Ma la presenza di Israele – ineluttabile polo di riferimento nella definizione dell’identità degli ebrei in Italia – ha generato nuove energie, positive
o negative, nella reciproca relazione Italia-ebrei. In parte influenzata da
una più chiara percezione del lontano o virtuale centro ideale geografico
della tradizione culturale ebraica, anche le percezioni religiose e nazionali
dell’identità ebraica si sono rafforzate. Il modo di partecipazione degli
ebrei italiani alla sfera pubblica ne è uscito profondamente modificato – dal
modello degli Italiani di religione israelitica dei primi settant’anni dell’Italia unita, a quello degli ebrei cittadini italiani dei quaranta più recenti.
Dopo 150 anni di unità nazionale, il fatto di poter vivere in Italia può
essere percepito come un privilegio, anche se non come un obbligo, e molti
ebrei ne hanno goduto e ne godono pienamente e liberamente, ma non
senza frustrazioni.
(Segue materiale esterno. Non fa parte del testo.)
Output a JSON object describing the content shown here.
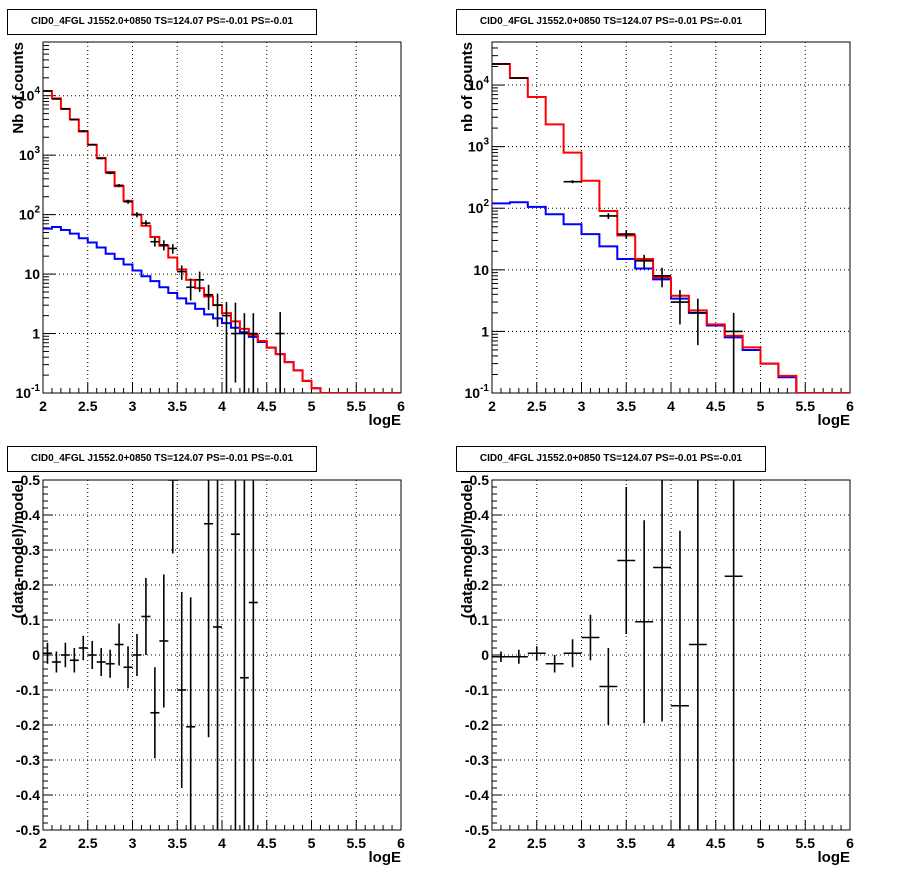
{
  "panels": [
    {
      "title": "CID0_4FGL J1552.0+0850 TS=124.07 PS=-0.01 PS=-0.01"
    },
    {
      "title": "CID0_4FGL J1552.0+0850 TS=124.07 PS=-0.01 PS=-0.01"
    },
    {
      "title": "CID0_4FGL J1552.0+0850 TS=124.07 PS=-0.01 PS=-0.01"
    },
    {
      "title": "CID0_4FGL J1552.0+0850 TS=124.07 PS=-0.01 PS=-0.01"
    }
  ],
  "colors": {
    "total_model": "#ff0000",
    "source_model": "#0000ff",
    "data": "#000000",
    "grid": "#000000"
  },
  "chart_data": [
    {
      "type": "line",
      "title": "CID0_4FGL J1552.0+0850 TS=124.07 PS=-0.01 PS=-0.01",
      "xlabel": "logE",
      "ylabel": "Nb of counts",
      "xlim": [
        2,
        6
      ],
      "ylim": [
        0.1,
        80000
      ],
      "yscale": "log",
      "grid": true,
      "x_ticks": [
        "2",
        "2.5",
        "3",
        "3.5",
        "4",
        "4.5",
        "5",
        "5.5",
        "6"
      ],
      "y_ticks": [
        "10^-1",
        "1",
        "10",
        "10^2",
        "10^3",
        "10^4"
      ],
      "bin_edges": [
        2.0,
        2.1,
        2.2,
        2.3,
        2.4,
        2.5,
        2.6,
        2.7,
        2.8,
        2.9,
        3.0,
        3.1,
        3.2,
        3.3,
        3.4,
        3.5,
        3.6,
        3.7,
        3.8,
        3.9,
        4.0,
        4.1,
        4.2,
        4.3,
        4.4,
        4.5,
        4.6,
        4.7,
        4.8,
        4.9,
        5.0,
        5.1,
        5.2,
        5.3,
        5.4,
        5.5,
        5.6,
        5.7,
        5.8,
        5.9,
        6.0
      ],
      "series": [
        {
          "style": "step",
          "color": "#ff0000",
          "values": [
            12000,
            9000,
            6000,
            4000,
            2500,
            1500,
            900,
            520,
            300,
            170,
            100,
            65,
            42,
            30,
            19,
            12,
            8,
            5.8,
            4.2,
            3.0,
            2.2,
            1.6,
            1.2,
            0.95,
            0.75,
            0.58,
            0.45,
            0.33,
            0.24,
            0.16,
            0.12,
            0.08,
            0.08,
            0.08,
            0.08,
            0.08,
            0.08,
            0.08,
            0.08,
            0.08
          ]
        },
        {
          "style": "step",
          "color": "#0000ff",
          "values": [
            58,
            62,
            55,
            48,
            40,
            34,
            28,
            22,
            18,
            14.5,
            11.5,
            9.2,
            7.6,
            6.0,
            4.8,
            3.9,
            3.2,
            2.6,
            2.1,
            1.8,
            1.5,
            1.25,
            1.05,
            0.88,
            0.72,
            0.58,
            0.45,
            0.33,
            0.24,
            0.16,
            0.12,
            0.08,
            0.08,
            0.08,
            0.08,
            0.08,
            0.08,
            0.08,
            0.08,
            0.08
          ]
        },
        {
          "style": "errorbar",
          "color": "#000000",
          "points": [
            {
              "x": 2.05,
              "y": 12000,
              "ylo": 11800,
              "yhi": 12200
            },
            {
              "x": 2.15,
              "y": 8800,
              "ylo": 8600,
              "yhi": 9000
            },
            {
              "x": 2.25,
              "y": 6000,
              "ylo": 5850,
              "yhi": 6150
            },
            {
              "x": 2.35,
              "y": 3950,
              "ylo": 3850,
              "yhi": 4050
            },
            {
              "x": 2.45,
              "y": 2550,
              "ylo": 2470,
              "yhi": 2630
            },
            {
              "x": 2.55,
              "y": 1500,
              "ylo": 1460,
              "yhi": 1540
            },
            {
              "x": 2.65,
              "y": 880,
              "ylo": 850,
              "yhi": 910
            },
            {
              "x": 2.75,
              "y": 500,
              "ylo": 478,
              "yhi": 522
            },
            {
              "x": 2.85,
              "y": 310,
              "ylo": 292,
              "yhi": 328
            },
            {
              "x": 2.95,
              "y": 165,
              "ylo": 152,
              "yhi": 178
            },
            {
              "x": 3.05,
              "y": 100,
              "ylo": 90,
              "yhi": 110
            },
            {
              "x": 3.15,
              "y": 72,
              "ylo": 64,
              "yhi": 80
            },
            {
              "x": 3.25,
              "y": 35,
              "ylo": 29,
              "yhi": 41
            },
            {
              "x": 3.35,
              "y": 31,
              "ylo": 25,
              "yhi": 37
            },
            {
              "x": 3.45,
              "y": 27,
              "ylo": 22,
              "yhi": 32
            },
            {
              "x": 3.55,
              "y": 11,
              "ylo": 8,
              "yhi": 14
            },
            {
              "x": 3.65,
              "y": 6,
              "ylo": 3.6,
              "yhi": 8.4
            },
            {
              "x": 3.75,
              "y": 8,
              "ylo": 5,
              "yhi": 11
            },
            {
              "x": 3.85,
              "y": 4.5,
              "ylo": 2.5,
              "yhi": 6.6
            },
            {
              "x": 3.95,
              "y": 3,
              "ylo": 1.3,
              "yhi": 4.7
            },
            {
              "x": 4.05,
              "y": 2,
              "ylo": 0.1,
              "yhi": 3.4
            },
            {
              "x": 4.15,
              "y": 1,
              "ylo": 0.15,
              "yhi": 3.3
            },
            {
              "x": 4.25,
              "y": 1,
              "ylo": 0.1,
              "yhi": 2.2
            },
            {
              "x": 4.35,
              "y": 1,
              "ylo": 0.1,
              "yhi": 2.2
            },
            {
              "x": 4.65,
              "y": 1,
              "ylo": 0.1,
              "yhi": 2.3
            }
          ]
        }
      ]
    },
    {
      "type": "line",
      "title": "CID0_4FGL J1552.0+0850 TS=124.07 PS=-0.01 PS=-0.01",
      "xlabel": "logE",
      "ylabel": "nb of counts",
      "xlim": [
        2,
        6
      ],
      "ylim": [
        0.1,
        50000
      ],
      "yscale": "log",
      "grid": true,
      "x_ticks": [
        "2",
        "2.5",
        "3",
        "3.5",
        "4",
        "4.5",
        "5",
        "5.5",
        "6"
      ],
      "y_ticks": [
        "10^-1",
        "1",
        "10",
        "10^2",
        "10^3",
        "10^4"
      ],
      "bin_edges": [
        2.0,
        2.2,
        2.4,
        2.6,
        2.8,
        3.0,
        3.2,
        3.4,
        3.6,
        3.8,
        4.0,
        4.2,
        4.4,
        4.6,
        4.8,
        5.0,
        5.2,
        5.4,
        5.6,
        5.8,
        6.0
      ],
      "series": [
        {
          "style": "step",
          "color": "#ff0000",
          "values": [
            22000,
            13000,
            6400,
            2300,
            800,
            280,
            90,
            36,
            15,
            7.5,
            3.8,
            2.2,
            1.3,
            0.85,
            0.55,
            0.3,
            0.19,
            0.1,
            0.1,
            0.1
          ]
        },
        {
          "style": "step",
          "color": "#0000ff",
          "values": [
            120,
            125,
            105,
            80,
            55,
            38,
            24,
            15,
            10.5,
            7.0,
            3.4,
            2.0,
            1.25,
            0.8,
            0.5,
            0.3,
            0.18,
            0.1,
            0.1,
            0.1
          ]
        },
        {
          "style": "errorbar",
          "color": "#000000",
          "points": [
            {
              "x": 2.1,
              "y": 22000,
              "ylo": 21700,
              "yhi": 22300
            },
            {
              "x": 2.3,
              "y": 13000,
              "ylo": 12780,
              "yhi": 13220
            },
            {
              "x": 2.9,
              "y": 270,
              "ylo": 255,
              "yhi": 285
            },
            {
              "x": 3.3,
              "y": 75,
              "ylo": 67,
              "yhi": 83
            },
            {
              "x": 3.5,
              "y": 38,
              "ylo": 32,
              "yhi": 44
            },
            {
              "x": 3.7,
              "y": 14,
              "ylo": 10.5,
              "yhi": 17.5
            },
            {
              "x": 3.9,
              "y": 8,
              "ylo": 5.2,
              "yhi": 10.8
            },
            {
              "x": 4.1,
              "y": 3,
              "ylo": 1.3,
              "yhi": 4.7
            },
            {
              "x": 4.3,
              "y": 2,
              "ylo": 0.6,
              "yhi": 3.4
            },
            {
              "x": 4.7,
              "y": 1,
              "ylo": 0.1,
              "yhi": 2.0
            }
          ]
        }
      ]
    },
    {
      "type": "scatter",
      "title": "CID0_4FGL J1552.0+0850 TS=124.07 PS=-0.01 PS=-0.01",
      "xlabel": "logE",
      "ylabel": "(data-model)/model",
      "xlim": [
        2,
        6
      ],
      "ylim": [
        -0.5,
        0.5
      ],
      "grid": true,
      "x_ticks": [
        "2",
        "2.5",
        "3",
        "3.5",
        "4",
        "4.5",
        "5",
        "5.5",
        "6"
      ],
      "y_ticks": [
        "-0.5",
        "-0.4",
        "-0.3",
        "-0.2",
        "-0.1",
        "0",
        "0.1",
        "0.2",
        "0.3",
        "0.4",
        "0.5"
      ],
      "xhalf": 0.05,
      "points": [
        {
          "x": 2.05,
          "y": 0.005,
          "err": 0.03
        },
        {
          "x": 2.15,
          "y": -0.02,
          "err": 0.03
        },
        {
          "x": 2.25,
          "y": 0.0,
          "err": 0.035
        },
        {
          "x": 2.35,
          "y": -0.015,
          "err": 0.035
        },
        {
          "x": 2.45,
          "y": 0.02,
          "err": 0.035
        },
        {
          "x": 2.55,
          "y": 0.0,
          "err": 0.04
        },
        {
          "x": 2.65,
          "y": -0.02,
          "err": 0.04
        },
        {
          "x": 2.75,
          "y": -0.025,
          "err": 0.04
        },
        {
          "x": 2.85,
          "y": 0.03,
          "err": 0.06
        },
        {
          "x": 2.95,
          "y": -0.035,
          "err": 0.06
        },
        {
          "x": 3.05,
          "y": 0.0,
          "err": 0.06
        },
        {
          "x": 3.15,
          "y": 0.11,
          "err": 0.11
        },
        {
          "x": 3.25,
          "y": -0.165,
          "err": 0.13
        },
        {
          "x": 3.35,
          "y": 0.04,
          "err": 0.19
        },
        {
          "x": 3.45,
          "y": 0.5,
          "err": 0.21
        },
        {
          "x": 3.55,
          "y": -0.1,
          "err": 0.28
        },
        {
          "x": 3.65,
          "y": -0.205,
          "err": 0.37
        },
        {
          "x": 3.85,
          "y": 0.375,
          "err": 0.61
        },
        {
          "x": 3.95,
          "y": 0.08,
          "err": 0.7
        },
        {
          "x": 4.15,
          "y": 0.345,
          "err": 0.95
        },
        {
          "x": 4.25,
          "y": -0.065,
          "err": 1.0
        },
        {
          "x": 4.35,
          "y": 0.15,
          "err": 1.0
        }
      ]
    },
    {
      "type": "scatter",
      "title": "CID0_4FGL J1552.0+0850 TS=124.07 PS=-0.01 PS=-0.01",
      "xlabel": "logE",
      "ylabel": "(data-model)/model",
      "xlim": [
        2,
        6
      ],
      "ylim": [
        -0.5,
        0.5
      ],
      "grid": true,
      "x_ticks": [
        "2",
        "2.5",
        "3",
        "3.5",
        "4",
        "4.5",
        "5",
        "5.5",
        "6"
      ],
      "y_ticks": [
        "-0.5",
        "-0.4",
        "-0.3",
        "-0.2",
        "-0.1",
        "0",
        "0.1",
        "0.2",
        "0.3",
        "0.4",
        "0.5"
      ],
      "xhalf": 0.1,
      "points": [
        {
          "x": 2.1,
          "y": -0.005,
          "err": 0.015
        },
        {
          "x": 2.3,
          "y": -0.005,
          "err": 0.02
        },
        {
          "x": 2.5,
          "y": 0.005,
          "err": 0.02
        },
        {
          "x": 2.7,
          "y": -0.025,
          "err": 0.025
        },
        {
          "x": 2.9,
          "y": 0.005,
          "err": 0.04
        },
        {
          "x": 3.1,
          "y": 0.05,
          "err": 0.065
        },
        {
          "x": 3.3,
          "y": -0.09,
          "err": 0.11
        },
        {
          "x": 3.5,
          "y": 0.27,
          "err": 0.21
        },
        {
          "x": 3.7,
          "y": 0.095,
          "err": 0.29
        },
        {
          "x": 3.9,
          "y": 0.25,
          "err": 0.44
        },
        {
          "x": 4.1,
          "y": -0.145,
          "err": 0.5
        },
        {
          "x": 4.3,
          "y": 0.03,
          "err": 0.7
        },
        {
          "x": 4.7,
          "y": 0.225,
          "err": 1.0
        }
      ]
    }
  ]
}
Più che l’antisemitismo rozzo e brutale che induce alla
commiserazione e all’autodifesa senza esclusione di mezzi, il fattore di
disturbo è stato la persistente insidia dei due pesi e delle due misure. Ma al
di là delle percezioni ideali, è importante sottolineare che le condizioni che
consentiranno la continuazione di una piccola ma significativa presenza
ebraica in Italia sono largamente legate alle rapide trasformazioni del sistema mondiale, alle sue ripercussioni sul sotto-sistema Italia, e al ruolo
che l’Italia saprà svolgere nella globalizzazione.86 Attraverso la gamma di
opzioni culturali-ideali e socioeconomiche offerte sia dalla società di maggioranza, sia dalla comunità di minoranza, si delinea così la via ancora
tutta da percorrere nel futuro dialogo civile fra l’Italia e gli ebrei, fra gli
ebrei e l’Italia.
Della Pergola, Anatomia, cit., p. 264.
Id., Jews in Europe: Demographic Trends, Contexts, Outlooks, in J. Schoeps,
O. Glöckner, A. Kreienbrink (a cura di), A Road to Nowhere? Jewish Experiences in
Unifying Europe, Leiden-Boston, Brill 2011, pp. 3-34.